The catastrophic explosion of Mount Lamington produced a pyroclastic density current (PDC) that knocked down dense tropical forest over an area of 230 km² and killed approximately 3000 people. The PDC impact—its tree blowdown pattern, estimated temperature (200 °C), and propagation velocity (27–94 m/s) (Taylor, 1958)—are similar to those of the classic blast PDCs (Belousov et al., 2007).

We present results of our field reinvestigation of the 1951 deposits combined with the analysis of the available photographs and eyewitness accounts of the eruption first published in the fundamental work of G.A.M. Taylor (1958).

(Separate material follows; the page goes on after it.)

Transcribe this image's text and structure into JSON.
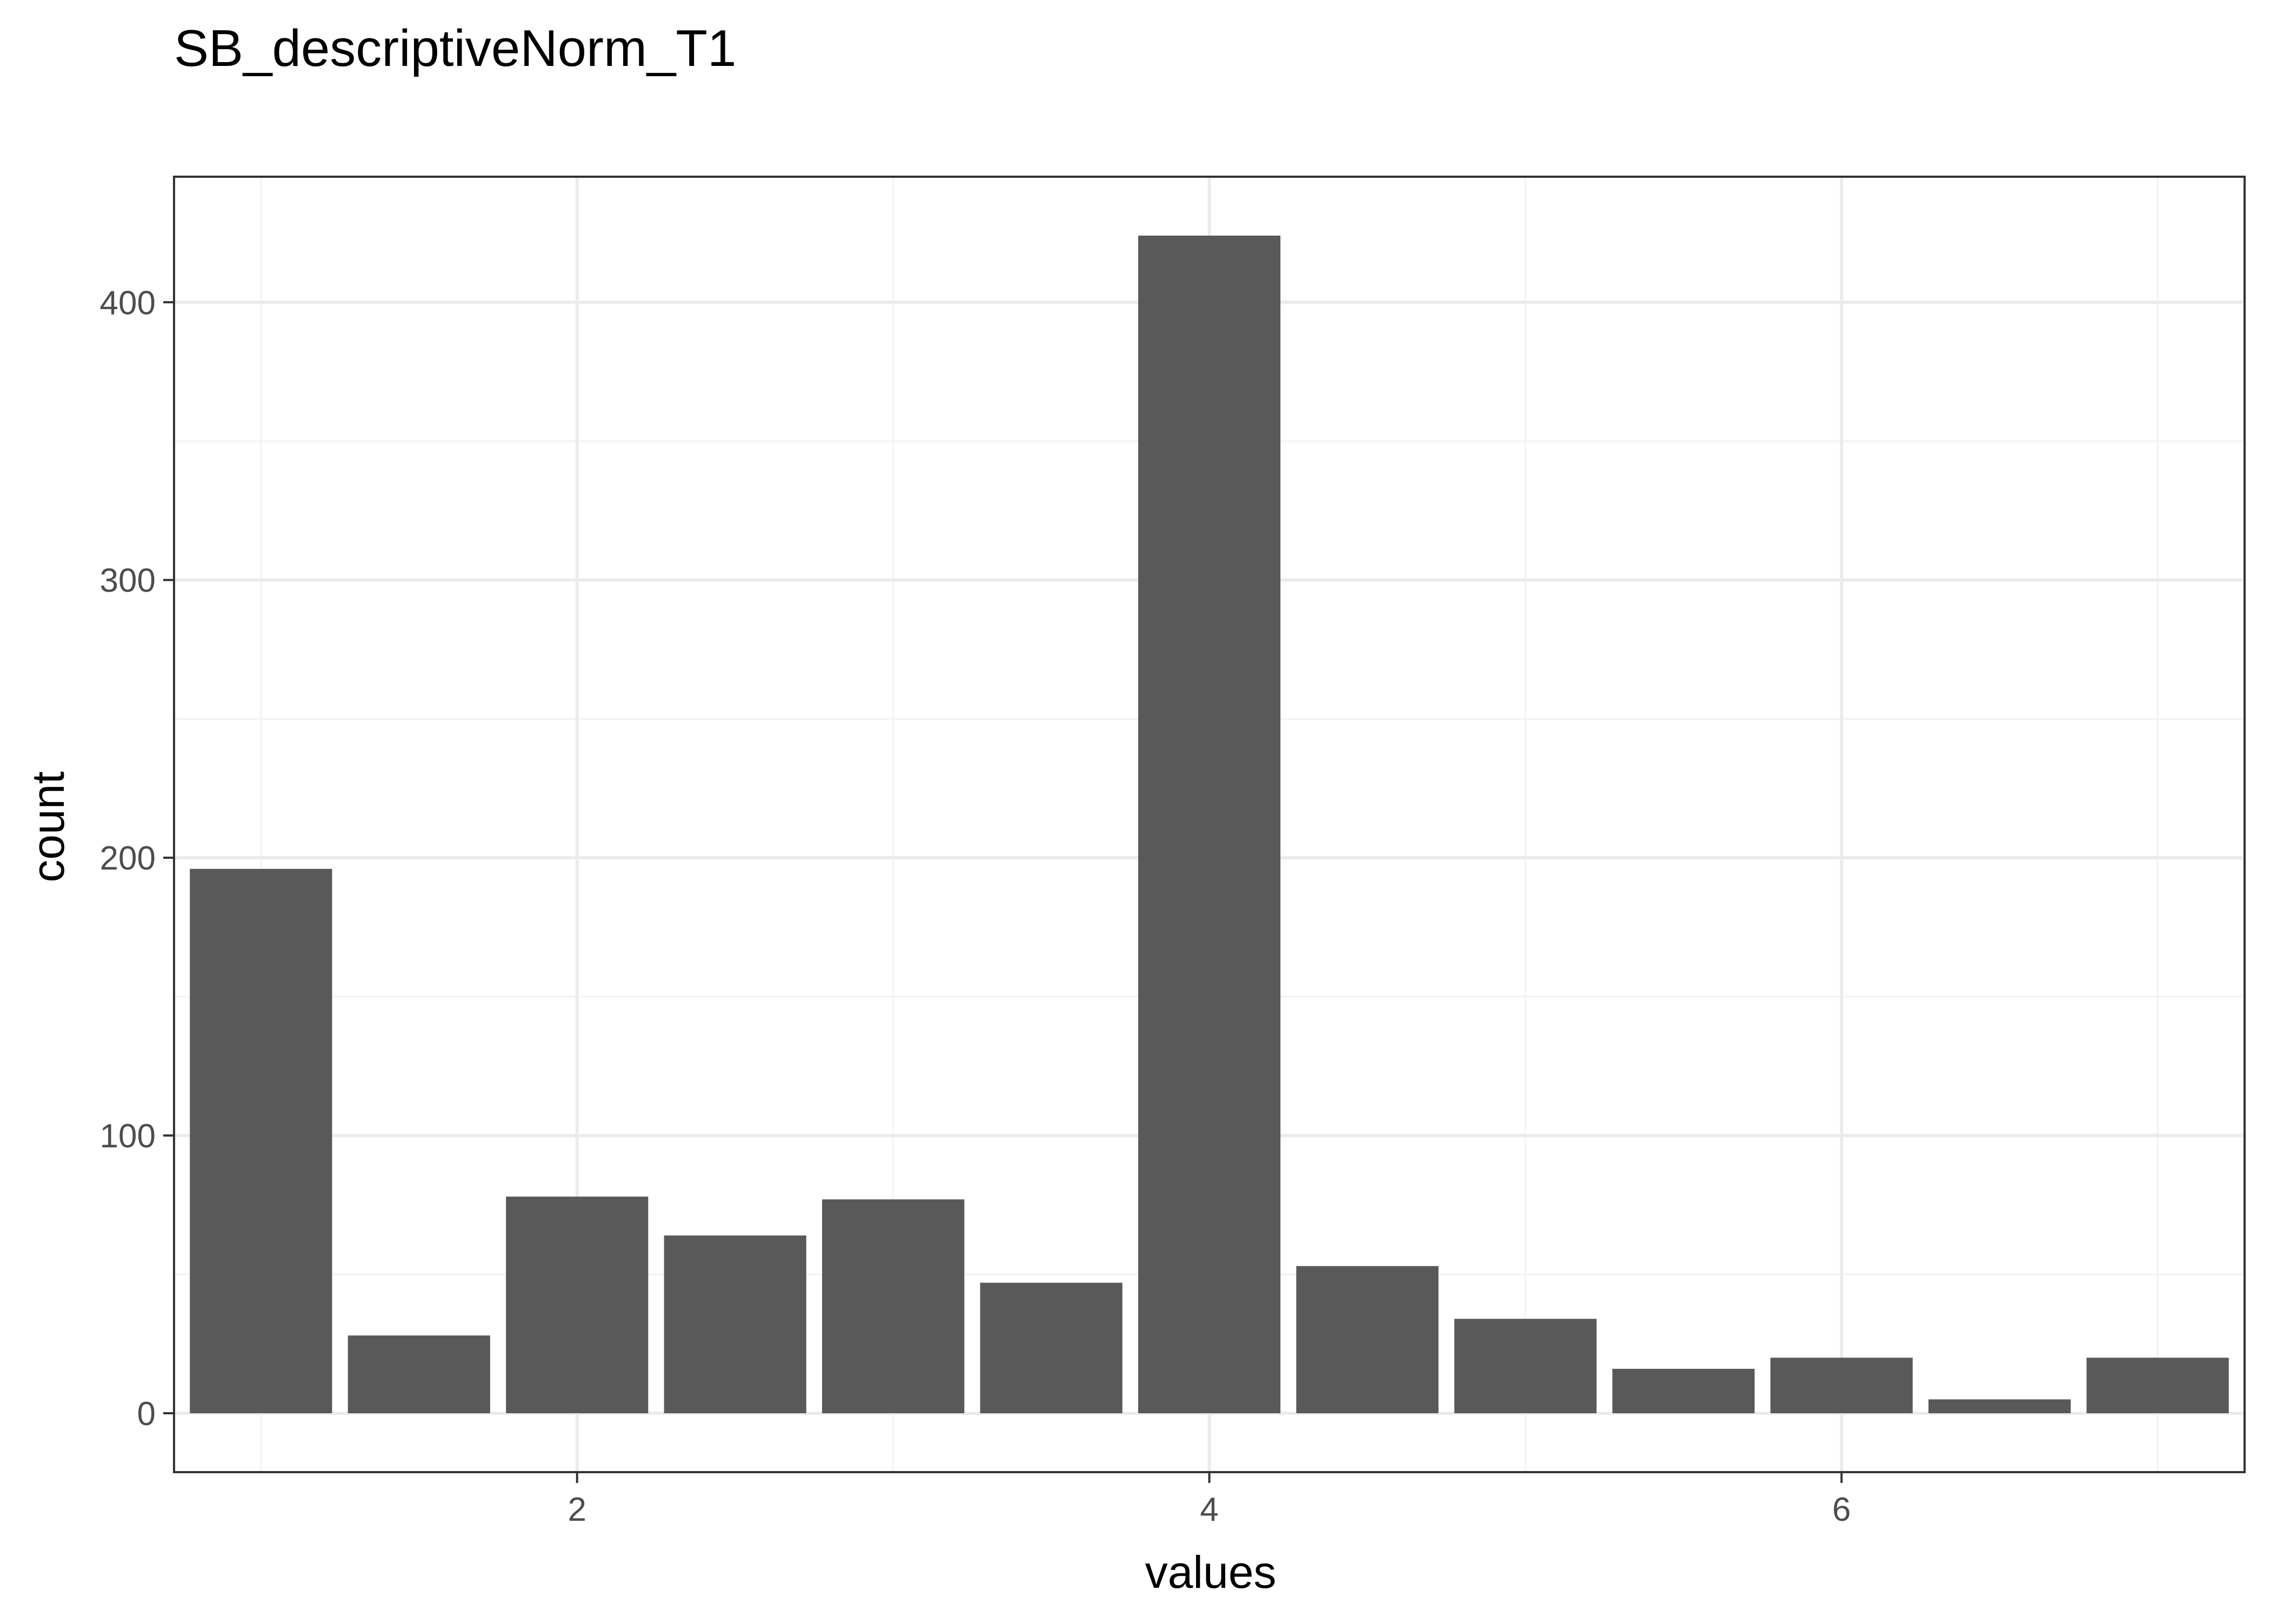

At the time of Taylor's study, the relationships between sector collapses, debris avalanche deposits, and lateral blasts were completely unknown. Our main goals were to study the deposits, to reconstruct the eruptive sequence of the 1951 eruption, and to access the similarity/dissimilarity to the classic lateral blasts. This comparison allows us to better understand the mechanisms of blast-generating eruptions. We also present new data constraining ages and origin of deposits that pre-date the 1951 eruption in order to place this eruption in context of the volcano's eruption history.